The director wanted the dialogue to be colloquial and natural, deliberately careless with formal constructs and grammar - the street lingo of gangsters in Singapore, that is, the older gangsters, as the younger ones now speak Mandarin and Singlish.

I have butchered this clip out from the film proper myself. A very rough cut, since I had to hurry this through in between shoots and was working with very limited free software. The original film editing is way better.

Gangster roles are loud. There is a lot of shouting, intimidation, struggles and action. It is aggravating just living such a life just for the shoot, let alone being stuck with it for life! Thank God, this is only a fantasy - a film!

I prefer blissful scripts. One that makes me feel more relaxed after the shoot, than before. It happened before! Check it out, click here.

For my other infamous gangster act - click here.

Saturday, August 4, 2012

Accents




This is a clip off the Singapore Airlines Awards Night corporate video.

Those Japanese who speak flawless English would probably love to clobber me for stereotyping their accent, the same reason some Chinese would like to do the same to Fu Mun Chu in Hollywood.

In this production, I was given the script about an hour before to memorise and think of how I can speak in such a way as to re-enact the experience of Mr Ito, who is a very satisfied Japanese passenger. It was a lot of sweat!

I learned a few things from this experience:
- That there are recurring patterns that one can copy in an accent.
- That to sound natural, the voice should come from the diaphragm and not the throat.
- That if you imagine you are the person you are trying to mimic, it helps.

Incidentally, this is good practice for a coming short film in Japanese this month, where I will act as a Japanese with a very emotive story line of performing euthanesia on his ailing wife.



Thursday, August 2, 2012

Teaching Drama



Children are lovely. Along with puppies, kittens and flowers, they are my window to the divine. 

That said, teaching 36 children speech and drama ain't heaven, especially if it was to jump start  them into acting, compiling their own script and performing within five hours. Coming back from a photography assignment in Malaysia in the wee hours of the same morning with the class starting at 8 am, didn't help either.

And of course these little tots were no angels. Much of the time, they were running around and chatting away incessantly. Kids will be kids. With their boundless energy expanding into their everlasting bliss, they love taunting their teacher to see how far they can get away with and push the limits - ironically, the kind of attitude we want our artists to be. So I guess they were off to a good start.

The training started with the usual (physical) warming up exercises, then acting exercises to get them to move, to focus on different parts of their body and to reflect on how they felt while doing so. This I feel is an important exercise, as students are rarely taught to interprete their feelings elsewhere in the mainstream curriculum, if at all. Next, I got each one of them to take turns to stand in front of the class to introduce themselves.

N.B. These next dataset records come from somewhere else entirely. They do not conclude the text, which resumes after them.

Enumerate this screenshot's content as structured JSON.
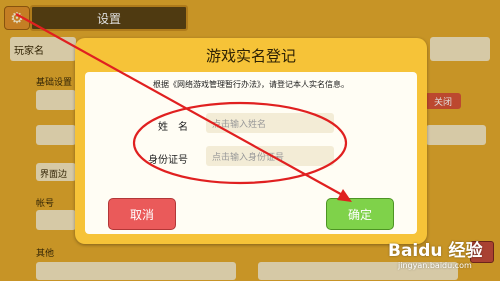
{
  "header": {
    "title": "设置",
    "gear_icon": "gear-icon"
  },
  "background": {
    "player_name_label": "玩家名",
    "basic_settings_label": "基础设置",
    "close_toggle": "关闭",
    "interface_label": "界面边",
    "account_label": "帐号",
    "other_label": "其他"
  },
  "dialog": {
    "title": "游戏实名登记",
    "notice": "根据《网络游戏管理暂行办法》，请登记本人实名信息。",
    "name_label": "姓　名",
    "name_placeholder": "点击输入姓名",
    "id_label": "身份证号",
    "id_placeholder": "点击输入身份证号",
    "cancel_label": "取消",
    "confirm_label": "确定"
  },
  "watermark": {
    "text": "Baidu 经验",
    "url": "jingyan.baidu.com"
  },
  "colors": {
    "dialog": "#f6c338",
    "cancel": "#ea5a5a",
    "confirm": "#7fd24a",
    "annotation": "#e02020"
  }
}
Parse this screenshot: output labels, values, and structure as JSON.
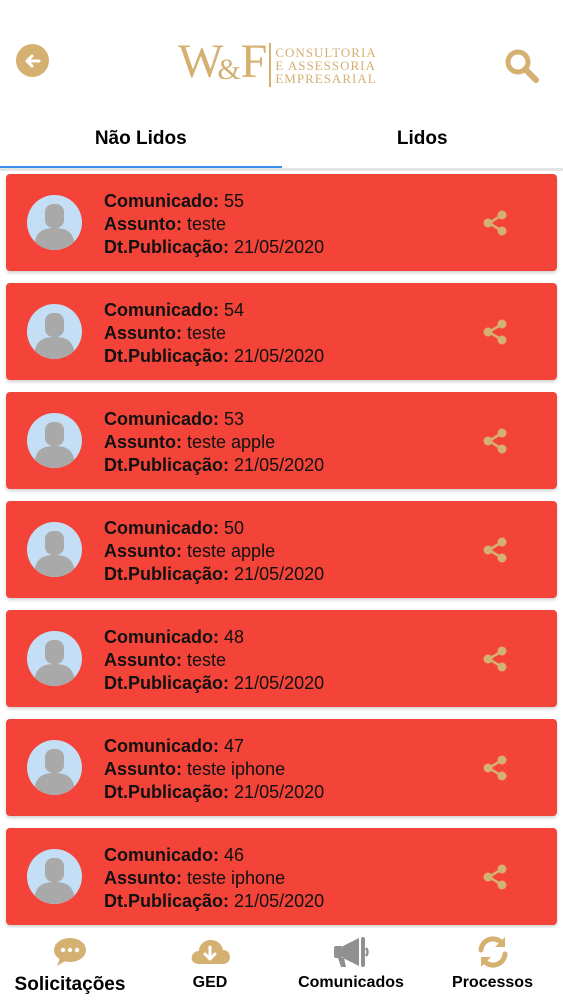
{
  "header": {
    "logo": {
      "mark": "W&F",
      "lines": [
        "CONSULTORIA",
        "E ASSESSORIA",
        "EMPRESARIAL"
      ]
    },
    "back_icon": "arrow-left-icon",
    "search_icon": "search-icon"
  },
  "tabs": [
    {
      "label": "Não Lidos",
      "active": true
    },
    {
      "label": "Lidos",
      "active": false
    }
  ],
  "labels": {
    "comunicado": "Comunicado:",
    "assunto": "Assunto:",
    "publicacao": "Dt.Publicação:"
  },
  "items": [
    {
      "comunicado": "55",
      "assunto": "teste",
      "publicacao": "21/05/2020"
    },
    {
      "comunicado": "54",
      "assunto": "teste",
      "publicacao": "21/05/2020"
    },
    {
      "comunicado": "53",
      "assunto": "teste apple",
      "publicacao": "21/05/2020"
    },
    {
      "comunicado": "50",
      "assunto": "teste apple",
      "publicacao": "21/05/2020"
    },
    {
      "comunicado": "48",
      "assunto": "teste",
      "publicacao": "21/05/2020"
    },
    {
      "comunicado": "47",
      "assunto": "teste iphone",
      "publicacao": "21/05/2020"
    },
    {
      "comunicado": "46",
      "assunto": "teste iphone",
      "publicacao": "21/05/2020"
    }
  ],
  "bottom_nav": [
    {
      "label": "Solicitações",
      "icon": "chat-icon"
    },
    {
      "label": "GED",
      "icon": "cloud-download-icon"
    },
    {
      "label": "Comunicados",
      "icon": "megaphone-icon"
    },
    {
      "label": "Processos",
      "icon": "sync-icon"
    }
  ],
  "colors": {
    "accent": "#d4b071",
    "card": "#f4443a",
    "tab_indicator": "#3b8ef0",
    "avatar_bg": "#c4dff5",
    "avatar_fg": "#a9a9a9",
    "nav_icon_inactive": "#909090"
  }
}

That way, they were compelled to project their voices to the back of the class where I moved the rest of their classmates to.

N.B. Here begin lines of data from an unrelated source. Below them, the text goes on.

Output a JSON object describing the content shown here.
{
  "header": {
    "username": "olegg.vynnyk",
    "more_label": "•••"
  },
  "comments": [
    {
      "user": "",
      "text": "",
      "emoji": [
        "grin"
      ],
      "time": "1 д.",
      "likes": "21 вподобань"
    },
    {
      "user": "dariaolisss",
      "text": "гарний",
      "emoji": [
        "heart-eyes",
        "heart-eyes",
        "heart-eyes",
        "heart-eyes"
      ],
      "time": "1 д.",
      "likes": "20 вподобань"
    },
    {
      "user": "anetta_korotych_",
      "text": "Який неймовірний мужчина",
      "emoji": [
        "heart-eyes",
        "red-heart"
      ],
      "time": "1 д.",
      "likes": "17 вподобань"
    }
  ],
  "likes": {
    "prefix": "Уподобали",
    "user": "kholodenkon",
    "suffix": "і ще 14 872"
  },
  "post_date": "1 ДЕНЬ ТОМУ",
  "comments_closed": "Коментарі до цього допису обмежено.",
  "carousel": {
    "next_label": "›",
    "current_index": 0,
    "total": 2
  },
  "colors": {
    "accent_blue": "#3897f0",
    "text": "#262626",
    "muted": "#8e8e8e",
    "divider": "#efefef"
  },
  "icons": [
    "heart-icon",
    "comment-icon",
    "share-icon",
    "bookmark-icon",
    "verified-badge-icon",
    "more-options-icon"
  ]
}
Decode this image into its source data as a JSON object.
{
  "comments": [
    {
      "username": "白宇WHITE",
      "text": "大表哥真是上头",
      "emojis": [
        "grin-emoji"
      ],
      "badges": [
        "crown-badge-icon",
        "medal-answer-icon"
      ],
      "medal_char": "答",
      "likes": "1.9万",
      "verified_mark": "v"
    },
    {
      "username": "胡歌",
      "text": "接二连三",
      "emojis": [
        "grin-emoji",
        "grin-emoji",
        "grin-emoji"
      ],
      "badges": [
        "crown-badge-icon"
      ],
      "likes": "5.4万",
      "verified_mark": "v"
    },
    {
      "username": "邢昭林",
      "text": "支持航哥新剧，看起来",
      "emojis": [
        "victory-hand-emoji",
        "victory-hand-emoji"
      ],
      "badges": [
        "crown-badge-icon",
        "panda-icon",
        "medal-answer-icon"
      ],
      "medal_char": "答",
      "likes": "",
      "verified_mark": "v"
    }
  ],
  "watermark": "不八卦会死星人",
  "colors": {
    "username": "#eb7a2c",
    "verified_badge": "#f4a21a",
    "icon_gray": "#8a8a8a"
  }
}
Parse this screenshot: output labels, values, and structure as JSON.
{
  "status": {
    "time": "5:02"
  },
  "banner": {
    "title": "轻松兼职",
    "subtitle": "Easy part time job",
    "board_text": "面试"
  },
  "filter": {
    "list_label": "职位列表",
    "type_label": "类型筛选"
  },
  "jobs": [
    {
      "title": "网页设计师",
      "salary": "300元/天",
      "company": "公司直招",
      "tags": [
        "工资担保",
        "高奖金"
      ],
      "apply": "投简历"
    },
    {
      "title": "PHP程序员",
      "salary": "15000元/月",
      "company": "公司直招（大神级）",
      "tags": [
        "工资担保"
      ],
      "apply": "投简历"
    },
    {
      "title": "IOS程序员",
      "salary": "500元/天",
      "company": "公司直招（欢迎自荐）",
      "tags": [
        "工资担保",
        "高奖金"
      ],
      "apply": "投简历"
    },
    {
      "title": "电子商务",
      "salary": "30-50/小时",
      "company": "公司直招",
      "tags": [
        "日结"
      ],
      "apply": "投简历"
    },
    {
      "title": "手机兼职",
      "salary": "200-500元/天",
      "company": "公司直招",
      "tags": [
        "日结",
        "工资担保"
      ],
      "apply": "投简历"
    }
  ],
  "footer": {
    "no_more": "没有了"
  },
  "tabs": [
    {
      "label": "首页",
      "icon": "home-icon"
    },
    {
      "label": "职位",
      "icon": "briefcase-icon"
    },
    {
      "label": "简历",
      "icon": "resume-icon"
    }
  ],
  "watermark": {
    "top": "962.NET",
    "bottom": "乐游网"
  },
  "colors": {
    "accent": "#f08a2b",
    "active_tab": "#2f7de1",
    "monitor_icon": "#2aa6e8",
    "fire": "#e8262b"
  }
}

After that they were to act according to how they were inspired from pictures randomly picked from a bag.

The highlight of the class was when they were split into six groups to write their own script, do their own rehearsals and then ultimately presenting their performance. Here, I was really impressed with their creativity, resourcefulness and enthusiasm. Surprising considering their initial boisterous reception to their teacher. :)

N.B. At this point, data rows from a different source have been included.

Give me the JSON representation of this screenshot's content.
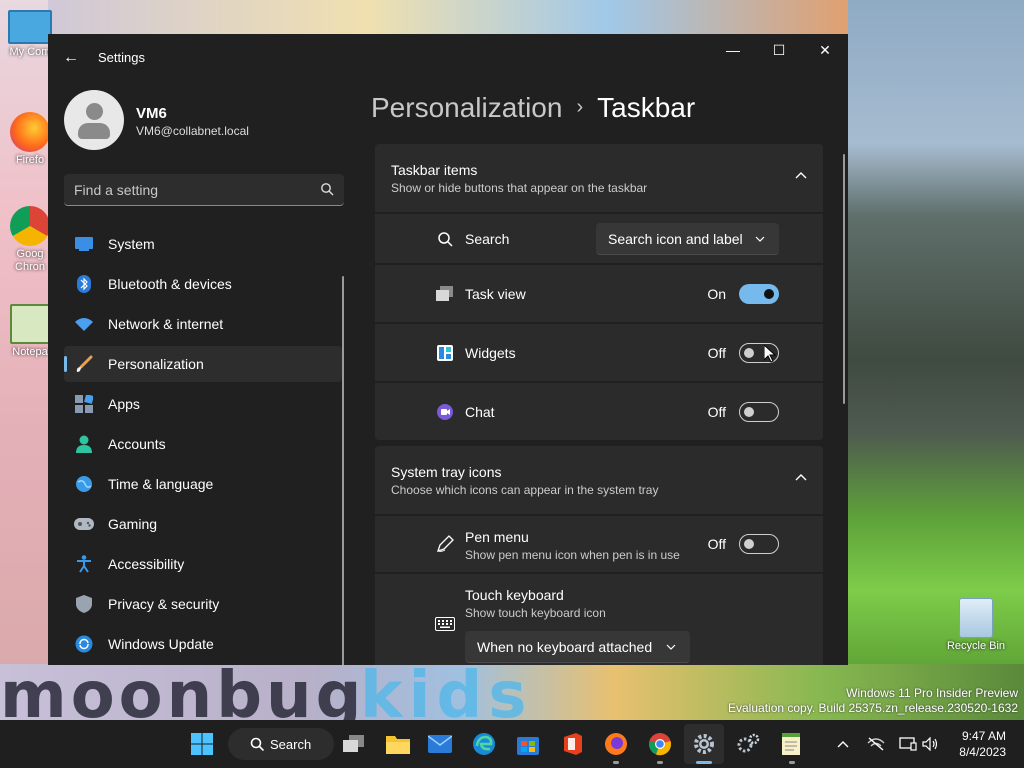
{
  "desktop": {
    "icons": [
      {
        "label": "My Com"
      },
      {
        "label": "Firefo"
      },
      {
        "label": "Goog Chron"
      },
      {
        "label": "Notepa"
      }
    ],
    "recycle_bin": "Recycle Bin",
    "wallpaper_text_1": "moonbug",
    "wallpaper_text_2": "kids",
    "watermark_line1": "Windows 11 Pro Insider Preview",
    "watermark_line2": "Evaluation copy. Build 25375.zn_release.230520-1632"
  },
  "window": {
    "app_title": "Settings",
    "back_label": "←",
    "controls": {
      "minimize": "—",
      "maximize": "☐",
      "close": "✕"
    }
  },
  "user": {
    "name": "VM6",
    "email": "VM6@collabnet.local"
  },
  "search": {
    "placeholder": "Find a setting"
  },
  "nav": {
    "items": [
      {
        "label": "System",
        "icon": "system-icon"
      },
      {
        "label": "Bluetooth & devices",
        "icon": "bluetooth-icon"
      },
      {
        "label": "Network & internet",
        "icon": "wifi-icon"
      },
      {
        "label": "Personalization",
        "icon": "brush-icon",
        "active": true
      },
      {
        "label": "Apps",
        "icon": "apps-icon"
      },
      {
        "label": "Accounts",
        "icon": "accounts-icon"
      },
      {
        "label": "Time & language",
        "icon": "globe-icon"
      },
      {
        "label": "Gaming",
        "icon": "gamepad-icon"
      },
      {
        "label": "Accessibility",
        "icon": "accessibility-icon"
      },
      {
        "label": "Privacy & security",
        "icon": "shield-icon"
      },
      {
        "label": "Windows Update",
        "icon": "update-icon"
      }
    ]
  },
  "breadcrumb": {
    "parent": "Personalization",
    "separator": "›",
    "current": "Taskbar"
  },
  "taskbar_items": {
    "title": "Taskbar items",
    "subtitle": "Show or hide buttons that appear on the taskbar",
    "rows": {
      "search": {
        "label": "Search",
        "value": "Search icon and label"
      },
      "task_view": {
        "label": "Task view",
        "state": "On"
      },
      "widgets": {
        "label": "Widgets",
        "state": "Off"
      },
      "chat": {
        "label": "Chat",
        "state": "Off"
      }
    }
  },
  "system_tray_icons": {
    "title": "System tray icons",
    "subtitle": "Choose which icons can appear in the system tray",
    "rows": {
      "pen_menu": {
        "label": "Pen menu",
        "sub": "Show pen menu icon when pen is in use",
        "state": "Off"
      },
      "touch_keyboard": {
        "label": "Touch keyboard",
        "sub": "Show touch keyboard icon",
        "value": "When no keyboard attached"
      }
    }
  },
  "taskbar": {
    "search_label": "Search",
    "time": "9:47 AM",
    "date": "8/4/2023"
  },
  "colors": {
    "accent": "#76b9ed",
    "window_bg": "#202020",
    "card_bg": "#2b2b2b"
  }
}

In the end, they all said that they love the experience and had learned a few things!!! Five hours weren't enough time to make anyone an expert drama artiste, but judging from their enthusiasm, I think they were inspired.

That done, I had to rushed for my train to go to my next assignment, which was a union corporate training video complete  with long collective bargaining dialogues and union jargon. That was another grueling three-day shoot, and another story for another post.



Amid laid-back kampong (village) charm before landing in Singapore for the drama class with 36 boisterous kids!